HR people are inveterate networkers and have been quick to join social networking sites to further their careers. But, they are slow to use Web 2.0 to promote their businesses – to build brands, boost income streams and improve client satisfaction.
This is the main finding of a new report published by PR consultancy CHA.
CHA chairman Colette Hill says: “Most HR professionals and many of the advisers are on LinkedIn. But they are primarily building their personal profiles, job prospecting and vacancy filling. Social networks are capable of so much more.”
CHA’s report, Conversations at your fingertips, is based on research by online specialist Pass It On Media. The executive summary is available to download free from www.chapr.co.uk
The research looks specifically at the HR community’s response to the Web 2.0 revolution. Its other main findings are:
- While some big employers are beginning to use social networking as an internal communication tool, others remain nervous about starting conversations they fear they cannot control.
- The tone of posts is unusually positive. Fleur Hicks-Duarte, managing director of Pass It On Media, was surprised by the lack of negative sentiment: “Most consumers use social networks to share frustrations and disappointments. Yet there is very little of that in this context.”
- Conversations are broadly about the working environment & friendship at work, salaries & related issues, how people are feeling, work/life balance & holidays. There is very little discussion about HR strategy.
- The key ‘venues’ for conversations are message boards or forums, which account for 54%, followed by social networks such as LinkedIn (23%) and blogs (23%).

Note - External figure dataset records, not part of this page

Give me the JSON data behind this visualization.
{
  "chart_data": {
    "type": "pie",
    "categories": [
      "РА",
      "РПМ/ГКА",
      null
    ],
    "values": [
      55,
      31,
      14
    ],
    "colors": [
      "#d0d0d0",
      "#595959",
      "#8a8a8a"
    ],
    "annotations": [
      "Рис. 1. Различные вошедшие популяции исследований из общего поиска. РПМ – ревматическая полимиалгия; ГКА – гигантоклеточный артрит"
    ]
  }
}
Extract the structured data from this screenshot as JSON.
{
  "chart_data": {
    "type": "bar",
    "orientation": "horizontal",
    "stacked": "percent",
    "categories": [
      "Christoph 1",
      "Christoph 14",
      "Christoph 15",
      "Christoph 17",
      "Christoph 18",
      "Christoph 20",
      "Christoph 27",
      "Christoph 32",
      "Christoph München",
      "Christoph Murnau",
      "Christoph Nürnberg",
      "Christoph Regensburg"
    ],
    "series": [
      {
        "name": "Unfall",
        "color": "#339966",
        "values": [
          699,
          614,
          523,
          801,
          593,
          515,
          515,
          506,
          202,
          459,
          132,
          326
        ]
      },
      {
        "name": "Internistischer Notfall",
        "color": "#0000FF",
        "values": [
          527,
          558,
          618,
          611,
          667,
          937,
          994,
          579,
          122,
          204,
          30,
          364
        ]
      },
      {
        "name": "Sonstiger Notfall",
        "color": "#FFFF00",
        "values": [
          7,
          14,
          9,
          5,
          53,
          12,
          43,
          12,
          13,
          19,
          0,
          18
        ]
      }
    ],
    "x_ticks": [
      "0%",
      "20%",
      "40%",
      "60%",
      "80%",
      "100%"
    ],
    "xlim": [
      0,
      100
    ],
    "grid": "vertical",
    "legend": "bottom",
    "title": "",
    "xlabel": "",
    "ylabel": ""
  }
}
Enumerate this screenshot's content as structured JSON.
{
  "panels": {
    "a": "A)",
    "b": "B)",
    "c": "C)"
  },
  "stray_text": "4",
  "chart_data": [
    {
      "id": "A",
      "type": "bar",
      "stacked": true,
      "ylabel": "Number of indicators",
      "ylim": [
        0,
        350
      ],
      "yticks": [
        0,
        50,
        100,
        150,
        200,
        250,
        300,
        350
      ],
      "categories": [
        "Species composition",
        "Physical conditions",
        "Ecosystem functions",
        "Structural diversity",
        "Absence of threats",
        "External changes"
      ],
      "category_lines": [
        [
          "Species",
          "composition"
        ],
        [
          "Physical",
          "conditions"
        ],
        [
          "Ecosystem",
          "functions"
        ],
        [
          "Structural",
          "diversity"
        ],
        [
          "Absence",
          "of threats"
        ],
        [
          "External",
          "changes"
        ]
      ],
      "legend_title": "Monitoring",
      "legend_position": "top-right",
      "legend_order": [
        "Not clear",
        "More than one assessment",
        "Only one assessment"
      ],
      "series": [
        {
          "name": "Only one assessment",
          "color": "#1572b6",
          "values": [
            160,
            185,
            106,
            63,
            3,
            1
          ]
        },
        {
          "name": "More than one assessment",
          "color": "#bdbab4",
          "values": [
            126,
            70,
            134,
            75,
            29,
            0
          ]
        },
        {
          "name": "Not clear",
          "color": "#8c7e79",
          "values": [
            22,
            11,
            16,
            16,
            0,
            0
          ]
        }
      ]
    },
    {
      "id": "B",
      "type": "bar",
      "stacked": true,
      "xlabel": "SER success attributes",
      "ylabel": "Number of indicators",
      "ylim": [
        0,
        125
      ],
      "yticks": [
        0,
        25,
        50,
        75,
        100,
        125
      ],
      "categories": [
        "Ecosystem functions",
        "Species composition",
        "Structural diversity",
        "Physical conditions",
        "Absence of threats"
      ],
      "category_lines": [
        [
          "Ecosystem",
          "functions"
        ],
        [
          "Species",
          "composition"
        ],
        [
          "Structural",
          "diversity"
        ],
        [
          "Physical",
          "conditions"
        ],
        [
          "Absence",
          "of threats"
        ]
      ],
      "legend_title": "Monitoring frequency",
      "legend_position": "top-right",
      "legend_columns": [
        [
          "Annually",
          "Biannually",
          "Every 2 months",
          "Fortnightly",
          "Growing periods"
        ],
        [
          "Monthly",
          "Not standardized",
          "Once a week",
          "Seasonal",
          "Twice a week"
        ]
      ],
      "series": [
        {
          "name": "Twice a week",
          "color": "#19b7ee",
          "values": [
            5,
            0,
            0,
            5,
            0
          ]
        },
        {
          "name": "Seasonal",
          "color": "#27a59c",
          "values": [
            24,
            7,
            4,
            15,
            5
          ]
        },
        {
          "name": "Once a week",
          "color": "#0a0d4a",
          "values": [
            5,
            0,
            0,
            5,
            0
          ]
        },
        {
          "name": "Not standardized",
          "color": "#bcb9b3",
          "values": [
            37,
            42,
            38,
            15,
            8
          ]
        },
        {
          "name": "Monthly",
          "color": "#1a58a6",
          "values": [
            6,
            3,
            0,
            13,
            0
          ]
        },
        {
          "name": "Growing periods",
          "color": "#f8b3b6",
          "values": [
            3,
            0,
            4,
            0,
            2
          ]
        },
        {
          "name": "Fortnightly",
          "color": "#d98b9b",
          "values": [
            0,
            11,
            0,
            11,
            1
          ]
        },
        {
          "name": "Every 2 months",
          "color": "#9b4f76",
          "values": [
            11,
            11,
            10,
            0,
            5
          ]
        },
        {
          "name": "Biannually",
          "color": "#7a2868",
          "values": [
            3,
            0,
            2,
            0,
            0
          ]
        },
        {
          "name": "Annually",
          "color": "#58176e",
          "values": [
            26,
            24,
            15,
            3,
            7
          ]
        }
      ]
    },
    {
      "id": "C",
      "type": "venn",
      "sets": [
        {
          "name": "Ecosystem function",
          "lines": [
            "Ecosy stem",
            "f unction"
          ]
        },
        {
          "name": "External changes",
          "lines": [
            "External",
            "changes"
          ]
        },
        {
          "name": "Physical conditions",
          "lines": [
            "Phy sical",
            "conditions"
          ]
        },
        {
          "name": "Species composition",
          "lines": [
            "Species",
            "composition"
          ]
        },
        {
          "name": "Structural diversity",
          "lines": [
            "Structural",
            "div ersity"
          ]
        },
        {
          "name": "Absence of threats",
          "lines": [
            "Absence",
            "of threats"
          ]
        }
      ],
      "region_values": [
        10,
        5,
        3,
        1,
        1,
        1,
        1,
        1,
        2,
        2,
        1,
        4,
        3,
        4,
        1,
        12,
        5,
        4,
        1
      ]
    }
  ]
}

- Most of the employment-related conversations are individual rather than company based with little corporate activity initiated by HR consultancies.
Hill concludes: “Social networking is still at an experimental stage so there is an element of trial and error in developing strategy. It is a matter of having a go, learning and adapting. The momentum is there; the benefits are evident and already enjoyed by other sectors – there is not a moment to lose in joining the revolution.”